Не мог, не хотел Тимофей открываться турпавыльцам, почему забрел в такую даль от дома. Пусть лучше поухмыляются над ним, растяпой, пусть… Зато он многое узнал: исчез Леська бесследно, как дым от костра. Ну ладно, Саннэ призналась, что косой своей удавила пьяного Леську, но не может Тимофей разгадать, куда же Щысь подевался. Куда он провалился? Такую тушу, как Леська, спрятать мудрено. Кто в усадьбе сильнее всех? Самый сильный глухонемой, но бог отнял у него разум, кричит-ревет он, как лось в осенний гон. Но сильный и Юван…

Тимофей вышел из избы, обошел усадьбу Леськи, стоявшую на крутом берегу озера. И вдруг увидел… Из кедрача, из гривастых голубых сугробов, взметывая снег, вырвался волк и громадными прыжками приближался к усадьбе.

— Сускэн! Сускэн! Смотрите-смотрите! — закричали люди, что жгли костер у Леськиного дома. — Ив! Ив! Идет! — испуганно вскрикнули женщины.

В лунном свете волк казался отлитым из серебра. От него на снег падала огромная тень, и она пугала почему-то больше, чем зверь. С высокого крыльца тоненьким, как хвоинка, голоском позвала волка старая Пекла.
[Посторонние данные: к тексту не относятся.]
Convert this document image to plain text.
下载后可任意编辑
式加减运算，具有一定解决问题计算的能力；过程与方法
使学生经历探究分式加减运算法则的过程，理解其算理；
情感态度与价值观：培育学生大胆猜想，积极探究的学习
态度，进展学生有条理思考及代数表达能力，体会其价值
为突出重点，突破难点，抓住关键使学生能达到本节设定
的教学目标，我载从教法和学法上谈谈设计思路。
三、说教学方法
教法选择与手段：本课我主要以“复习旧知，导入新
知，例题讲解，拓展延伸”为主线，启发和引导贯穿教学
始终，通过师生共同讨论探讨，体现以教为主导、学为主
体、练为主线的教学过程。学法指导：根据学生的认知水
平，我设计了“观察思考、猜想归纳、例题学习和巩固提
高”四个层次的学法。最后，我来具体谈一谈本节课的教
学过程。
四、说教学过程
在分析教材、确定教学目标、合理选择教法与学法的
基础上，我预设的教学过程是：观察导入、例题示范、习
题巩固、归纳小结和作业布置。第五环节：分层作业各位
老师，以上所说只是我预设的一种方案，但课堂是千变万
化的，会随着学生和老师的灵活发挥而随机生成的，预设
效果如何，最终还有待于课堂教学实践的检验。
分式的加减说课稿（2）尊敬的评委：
Она спустилась во двор, и волк услышал ее, остановился вкопанно, распоров снег задними лапами, крутанулся на месте, и глаза его огненно вспыхнули.

У Леськи два года пестовался серебристо-серый волк, подарил ему волчонка охотник из сосьвинских манси. Волк подпускал и принимал пищу от Ювана. Но признавал только Леську и мать его, старую Пеклу. Волк дышал Пекле в скрюченные ладони, холодным носом трогал ее лицо, золотую серьгу в сморщенном, как гриб, ухе, а старуха костяным гребнем прочесывала волка и плакала, что и она, как зверь, заперта в неволе.